おぼろげ記憶帖 13 フランスの幼稚園

フランスの幼児は3歳から幼稚園に入園できます。我が家では親も子も言葉が出来ません。アパートの1階の肉屋の女の子パスカルは3歳で、息子は3歳半になった9月に入園しました。破傷風の予防注射を済ませた証明書を提出、授業料は無料でした。最初は入り口迄送って行くと親から離れるのが辛くて泣き叫ぶ子も先生にグイと手を引かれて入っていきます。息子は恨めしそうな顔をしながらも泣かずに入って行きました。親としては不安いっぱいの初めての場所へ連れて行かれることを思うと泣きわめかれるよりもほろりとしてしまうのでした。暫くするとどの子もバイバイと手を振って後ろを振り向きながら教室へ入って行くようになりました。片道15分余りの道のりを朝8時半に送って行き、11時半に迎えて家で昼食を済ませて1時半に送って行き4時半にさようならをする。という日課でした。子供は二往復、親は四往復。子供との触れ合いの多いお散歩は楽しくもありましたが時間に追われる子育ての幼稚園の懐かしい思い出です。何しろ幼児語のおしっこはpipiピピ、うんちはcacaカカという言葉さえ私も知らず、9月から12月の間に2度濡れたパンツを持って帰りました。洗って翌日届けましたが充分にお礼の言葉を言うことも出来ずに切ない思いをしました。忘れることの出来ない辛い思い出です。言葉を話すという事の大切さをつくづく感じたのでした。
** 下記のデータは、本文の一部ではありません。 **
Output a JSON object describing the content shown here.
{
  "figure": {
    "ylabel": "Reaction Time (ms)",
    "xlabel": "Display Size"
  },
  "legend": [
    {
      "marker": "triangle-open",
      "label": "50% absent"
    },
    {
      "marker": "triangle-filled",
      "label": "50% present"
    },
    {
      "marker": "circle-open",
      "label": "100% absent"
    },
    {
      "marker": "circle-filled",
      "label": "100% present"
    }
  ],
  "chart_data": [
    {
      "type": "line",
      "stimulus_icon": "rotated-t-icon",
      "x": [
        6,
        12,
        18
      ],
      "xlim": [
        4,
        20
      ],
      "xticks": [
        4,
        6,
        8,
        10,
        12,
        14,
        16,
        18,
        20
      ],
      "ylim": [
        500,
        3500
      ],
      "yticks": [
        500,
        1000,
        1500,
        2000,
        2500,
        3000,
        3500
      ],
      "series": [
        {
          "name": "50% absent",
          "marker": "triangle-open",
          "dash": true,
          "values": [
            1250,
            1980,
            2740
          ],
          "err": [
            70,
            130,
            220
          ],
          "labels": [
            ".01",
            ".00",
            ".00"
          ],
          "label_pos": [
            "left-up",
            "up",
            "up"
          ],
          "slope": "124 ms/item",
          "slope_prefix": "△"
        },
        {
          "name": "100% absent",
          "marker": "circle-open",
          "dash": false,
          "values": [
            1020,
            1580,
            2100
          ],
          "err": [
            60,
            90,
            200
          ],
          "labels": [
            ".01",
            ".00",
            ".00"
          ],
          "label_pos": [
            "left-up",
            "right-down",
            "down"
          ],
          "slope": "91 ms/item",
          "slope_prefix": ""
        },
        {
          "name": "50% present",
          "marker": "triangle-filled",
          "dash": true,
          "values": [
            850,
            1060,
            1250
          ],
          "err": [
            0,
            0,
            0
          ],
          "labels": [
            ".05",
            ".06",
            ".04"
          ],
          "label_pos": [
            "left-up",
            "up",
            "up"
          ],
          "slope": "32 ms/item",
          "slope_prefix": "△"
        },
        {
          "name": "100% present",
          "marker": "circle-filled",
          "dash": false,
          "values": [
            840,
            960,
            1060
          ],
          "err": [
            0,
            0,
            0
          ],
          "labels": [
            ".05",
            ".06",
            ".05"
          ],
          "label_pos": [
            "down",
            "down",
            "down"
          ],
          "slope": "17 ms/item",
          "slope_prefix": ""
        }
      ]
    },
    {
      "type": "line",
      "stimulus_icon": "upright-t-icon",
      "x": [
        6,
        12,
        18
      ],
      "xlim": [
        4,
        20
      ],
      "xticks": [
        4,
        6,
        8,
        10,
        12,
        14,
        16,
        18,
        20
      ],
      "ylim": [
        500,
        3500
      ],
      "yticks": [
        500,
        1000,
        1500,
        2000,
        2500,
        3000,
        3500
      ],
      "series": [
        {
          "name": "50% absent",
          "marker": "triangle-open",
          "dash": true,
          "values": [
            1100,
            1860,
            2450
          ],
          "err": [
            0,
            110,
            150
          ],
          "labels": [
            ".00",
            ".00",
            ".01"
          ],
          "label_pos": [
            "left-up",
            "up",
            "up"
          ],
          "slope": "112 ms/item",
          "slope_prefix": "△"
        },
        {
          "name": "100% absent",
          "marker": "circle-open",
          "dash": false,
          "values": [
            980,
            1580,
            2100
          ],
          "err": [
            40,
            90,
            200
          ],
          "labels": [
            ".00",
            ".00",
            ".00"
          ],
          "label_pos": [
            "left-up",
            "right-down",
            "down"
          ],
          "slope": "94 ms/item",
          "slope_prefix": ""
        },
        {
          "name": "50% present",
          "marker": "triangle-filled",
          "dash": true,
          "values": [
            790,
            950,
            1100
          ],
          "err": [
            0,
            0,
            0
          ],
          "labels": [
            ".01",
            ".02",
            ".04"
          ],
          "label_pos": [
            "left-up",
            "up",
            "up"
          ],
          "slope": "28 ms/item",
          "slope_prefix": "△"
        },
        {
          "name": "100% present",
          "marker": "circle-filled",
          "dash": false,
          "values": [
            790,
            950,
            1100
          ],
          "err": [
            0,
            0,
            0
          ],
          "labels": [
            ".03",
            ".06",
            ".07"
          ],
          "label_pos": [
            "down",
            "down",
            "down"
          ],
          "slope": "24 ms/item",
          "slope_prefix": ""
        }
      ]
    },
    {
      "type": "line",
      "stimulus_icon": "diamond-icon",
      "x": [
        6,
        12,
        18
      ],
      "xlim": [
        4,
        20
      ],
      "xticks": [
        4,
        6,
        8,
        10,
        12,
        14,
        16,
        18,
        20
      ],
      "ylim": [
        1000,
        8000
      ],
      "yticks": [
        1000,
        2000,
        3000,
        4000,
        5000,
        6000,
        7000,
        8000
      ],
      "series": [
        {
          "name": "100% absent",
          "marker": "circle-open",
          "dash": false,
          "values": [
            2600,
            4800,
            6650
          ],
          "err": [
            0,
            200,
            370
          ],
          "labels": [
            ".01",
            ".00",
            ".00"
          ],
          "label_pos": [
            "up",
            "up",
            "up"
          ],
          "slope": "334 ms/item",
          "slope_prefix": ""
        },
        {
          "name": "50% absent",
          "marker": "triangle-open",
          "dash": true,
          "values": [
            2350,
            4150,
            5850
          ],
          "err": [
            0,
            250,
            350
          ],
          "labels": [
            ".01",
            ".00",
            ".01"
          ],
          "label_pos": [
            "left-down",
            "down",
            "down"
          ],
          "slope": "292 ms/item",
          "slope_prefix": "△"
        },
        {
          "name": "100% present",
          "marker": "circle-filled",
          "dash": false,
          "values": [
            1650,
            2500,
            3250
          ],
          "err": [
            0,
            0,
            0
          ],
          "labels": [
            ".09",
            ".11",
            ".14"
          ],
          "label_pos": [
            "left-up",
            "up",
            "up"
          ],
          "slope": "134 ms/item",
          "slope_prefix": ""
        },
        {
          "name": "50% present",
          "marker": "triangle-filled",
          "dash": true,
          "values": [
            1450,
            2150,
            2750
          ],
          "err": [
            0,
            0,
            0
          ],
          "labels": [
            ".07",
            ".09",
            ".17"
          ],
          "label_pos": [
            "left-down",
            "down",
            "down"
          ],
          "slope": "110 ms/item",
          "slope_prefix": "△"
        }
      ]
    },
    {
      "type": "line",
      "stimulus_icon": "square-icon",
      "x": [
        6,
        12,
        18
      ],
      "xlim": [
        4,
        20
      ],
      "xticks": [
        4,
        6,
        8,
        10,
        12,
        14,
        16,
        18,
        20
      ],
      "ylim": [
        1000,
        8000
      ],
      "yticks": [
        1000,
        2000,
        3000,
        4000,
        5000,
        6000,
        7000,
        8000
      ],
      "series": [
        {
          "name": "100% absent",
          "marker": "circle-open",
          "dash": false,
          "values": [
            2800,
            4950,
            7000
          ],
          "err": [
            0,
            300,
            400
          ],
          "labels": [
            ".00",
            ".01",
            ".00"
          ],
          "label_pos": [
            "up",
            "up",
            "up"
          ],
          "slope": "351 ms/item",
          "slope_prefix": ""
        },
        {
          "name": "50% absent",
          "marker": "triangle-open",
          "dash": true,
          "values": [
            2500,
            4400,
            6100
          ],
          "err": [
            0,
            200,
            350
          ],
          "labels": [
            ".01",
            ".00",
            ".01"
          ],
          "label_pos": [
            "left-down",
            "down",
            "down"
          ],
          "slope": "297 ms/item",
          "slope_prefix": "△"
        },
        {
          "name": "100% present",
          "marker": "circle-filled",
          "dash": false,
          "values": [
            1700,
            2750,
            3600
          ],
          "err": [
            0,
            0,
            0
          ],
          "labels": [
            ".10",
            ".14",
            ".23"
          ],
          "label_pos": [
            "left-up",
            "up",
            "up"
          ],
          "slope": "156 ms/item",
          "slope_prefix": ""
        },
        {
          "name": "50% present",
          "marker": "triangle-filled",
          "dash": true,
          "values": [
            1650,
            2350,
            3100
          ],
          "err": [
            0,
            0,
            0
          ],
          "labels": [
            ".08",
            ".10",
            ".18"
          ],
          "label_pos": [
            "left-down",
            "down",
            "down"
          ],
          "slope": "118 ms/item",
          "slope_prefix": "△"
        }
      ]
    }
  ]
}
10カ月で引っ越しをすることになり全く雰囲気の違った幼稚園にスモックを着て通い始めました。キリスト教系の寄宿舎のある女学校の付属で男の子も女の子も一緒でした。先生とシスターがおられました。水曜がお休みで土曜日は行きました。一週間は子供には負担が大きいとそのような決まりになっていましたが後になって土曜・日曜をお休みにする私学も出てきました。cantineと呼ばれる給食も頼めましたし4歳になっていましたので週に2・3回お願いしていました。寄宿舎の小学校の高学年か中学生のお姉さんが一人ずつ付き添って面倒を見て下さったようです。フランス食で育った子供でしたがポパイのほうれん草。熊手のように大きなほうれん草の葉っぱをグタグタに煮てサワークリームで味付けしてあるのですがそれだけはどうにも苦手だったらしく無理やりに食べさせるお姉さんは大嫌いとその献立の時はいつも不満を漏らしていました。
どのようなカリキュラムであったのかは判りません。またどのように過ごしていたのかも良く判りません。ただ子供ながらに緊張の日々だったと思われますが一度も行きたくないと言ったことがないのが親としては救いでした。歌はたくさん覚えてきました。ある日楽焼のお皿を持ち帰り、びっくり。でも裏にちゃんと子供の名前がありましたから間違いはないのでしょう。半世紀たった今も大切に飾っています。ノートに線を引いて“gare”(駅)という文字を筆記体で正しく書く練習をしたり。黒人の女の子とフランス語で喧嘩をしたり。皮の編み上げの靴を朝起きて夜寝るまで履いていましたから運動は余りしてなかったようです。その当時から子供に合わせてのカリキュラムを組んでいたのかも知れません。驚くことの多い幼稚園生活でした。